O evento foi realizado na sede da Federação do Comércio de São Paulo.
O Instituto Millenium congrega empresários, banqueiros, alguns intelectuais e muita gente da grande imprensa: os proprietários dos maiores veículos de comunicação, seus chefes de redação, alguns jornalistas e comentaristas, quase todos os personagens que costumam ouvir quando precisam da opinião de “entendidos” (em qualquer coisa, desde a crise da Líbia à musica popular). Não esquecendo diversos ex-integrantes do governo Fernando Henrique.
Na sua apresentação, o Instituto diz que é “referência na divulgação dos temas democracia, liberdade, estado de direito e economia de mercado”. Seu objetivo explícito é “atingir a opinião pública, conscientizando-a sobre os valores que considera primordiais para o fortalecimento da democracia e para o desenvolvimento do país”.
Trata-se de um think tank da direita brasileira, uma organização destinada a preparar e propagandear sua agenda para o país. A grande diferença que tem em relação a instituições semelhantes em outros países (como os Estados Unidos, onde existem diversas), é a super-representação, em seus quadros, de dirigentes dos grandes grupos da indústria da comunicação.
Enquanto suas congêneres no exterior precisam dar tratos à bola para levar suas ideias à mídia, aqui as coisas podem ser resolvidas amigavelmente, com todo mundo sentado em torno da mesma mesa.
Não é, no entanto, a primeira vez que, no Brasil, uma entidade como o Instituto Millenium existe e tem essa ligação orgânica com a grande imprensa. No início dos anos 1960, houve algo parecido: o IPES - Instituto de Pesquisas e Estudos Sociais, de atuação nada irrelevante na criação das condições sociais e políticas que levaram ao golpe de 1964. (Chega a ser engraçado: os pais de alguns membros e mantenedores do Millenium fizeram parte do IPES, confirmando a tese de que “filho de peixe, peixinho é”.).
Mas isso não quer dizer que o Millenium, nem seus integrantes (certamente não todos), sejam golpistas.
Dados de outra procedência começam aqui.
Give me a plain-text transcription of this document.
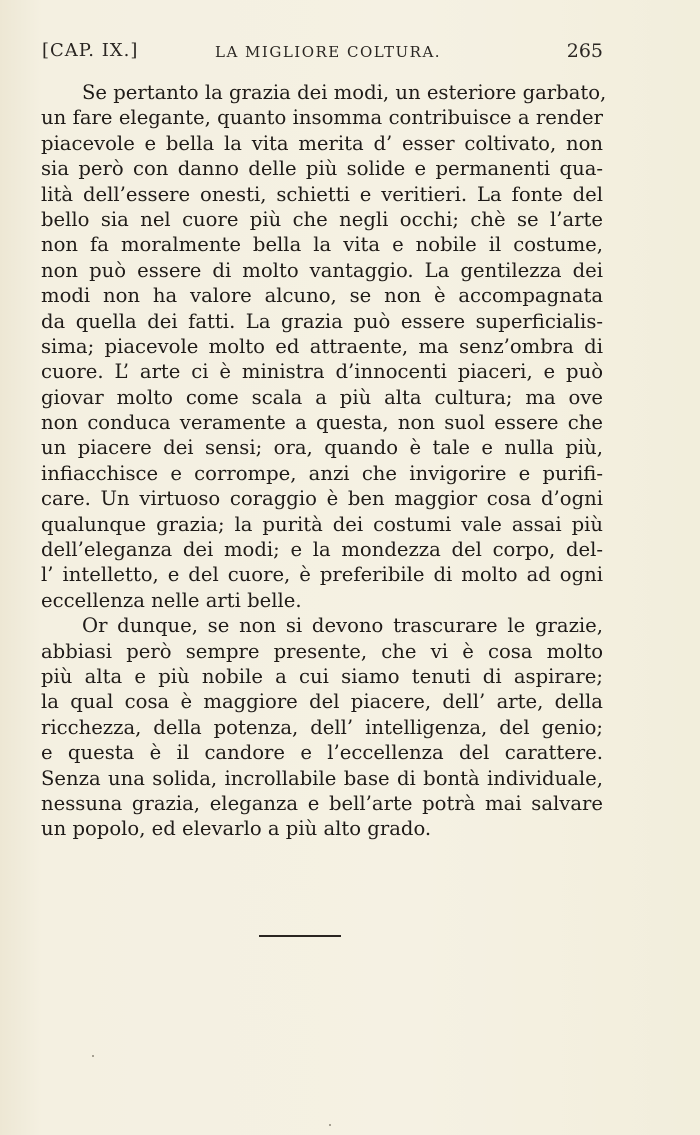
[CAP. IX.]	LA MIGLIORE COLTURA.	265
Se pertanto la grazia dei modi, un esteriore garbato,
un fare elegante, quanto insomma contribuisce a render
piacevole e bella la vita merita d’ esser coltivato, non
sia però con danno delle più solide e permanenti qua-
lità dell’essere onesti, schietti e veritieri. La fonte del
bello sia nel cuore più che negli occhi; chè se l’arte
non fa moralmente bella la vita e nobile il costume,
non può essere di molto vantaggio. La gentilezza dei
modi non ha valore alcuno, se non è accompagnata
da quella dei fatti. La grazia può essere superficialis-
sima; piacevole molto ed attraente, ma senz’ombra di
cuore. L’ arte ci è ministra d’innocenti piaceri, e può
giovar molto come scala a più alta cultura; ma ove
non conduca veramente a questa, non suol essere che
un piacere dei sensi; ora, quando è tale e nulla più,
infiacchisce e corrompe, anzi che invigorire e purifi-
care. Un virtuoso coraggio è ben maggior cosa d’ogni
qualunque grazia; la purità dei costumi vale assai più
dell’eleganza dei modi; e la mondezza del corpo, del-
l’ intelletto, e del cuore, è preferibile di molto ad ogni
eccellenza nelle arti belle.
Or dunque, se non si devono trascurare le grazie,
abbiasi però sempre presente, che vi è cosa molto
più alta e più nobile a cui siamo tenuti di aspirare;
la qual cosa è maggiore del piacere, dell’ arte, della
ricchezza, della potenza, dell’ intelligenza, del genio;
e questa è il candore e l’eccellenza del carattere.
Senza una solida, incrollabile base di bontà individuale,
nessuna grazia, eleganza e bell’arte potrà mai salvare
un popolo, ed elevarlo a più alto grado.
É evidente que as pessoas de direita têm todo o direito de se reunir para discutir suas ideias. De procurar fazer com que elas sejam conhecidas pela sociedade. De usar suas empresas e seu dinheiro para isso.
É natural, na democracia, que apoiem os candidatos com que mais se identificam. Que façam oposição àqueles de que discordam: os esquerdistas, socialistas, progressistas. E que não gostem dos petistas e “lulopetistas” (palavra inventada pelos jornais dos empresários que integram o Instituto).
Seria bom para todos, no entanto, que houvesse mais transparência nas relações entre a direita e alguns grupos de mídia. Que elas fossem assumidas com franqueza.
Pode-se concordar ou não com a campanha pró-voto distrital. Mas é ruim quando a opinião pública não fica sabendo de onde vem, quem a inspira e organiza. O risco é que ela compre gato por lebre.
Marcos Coimbra é sociólogo e presidente do Instituto Vox Populi
Aconteceu esta semana, em São Paulo, no Instituto Millenium, seu 7º Colóquio, com uma interrogação no título “Voto Distrital ou Proporcional?”. Os participantes responderam em coro (quase unânime): distrital.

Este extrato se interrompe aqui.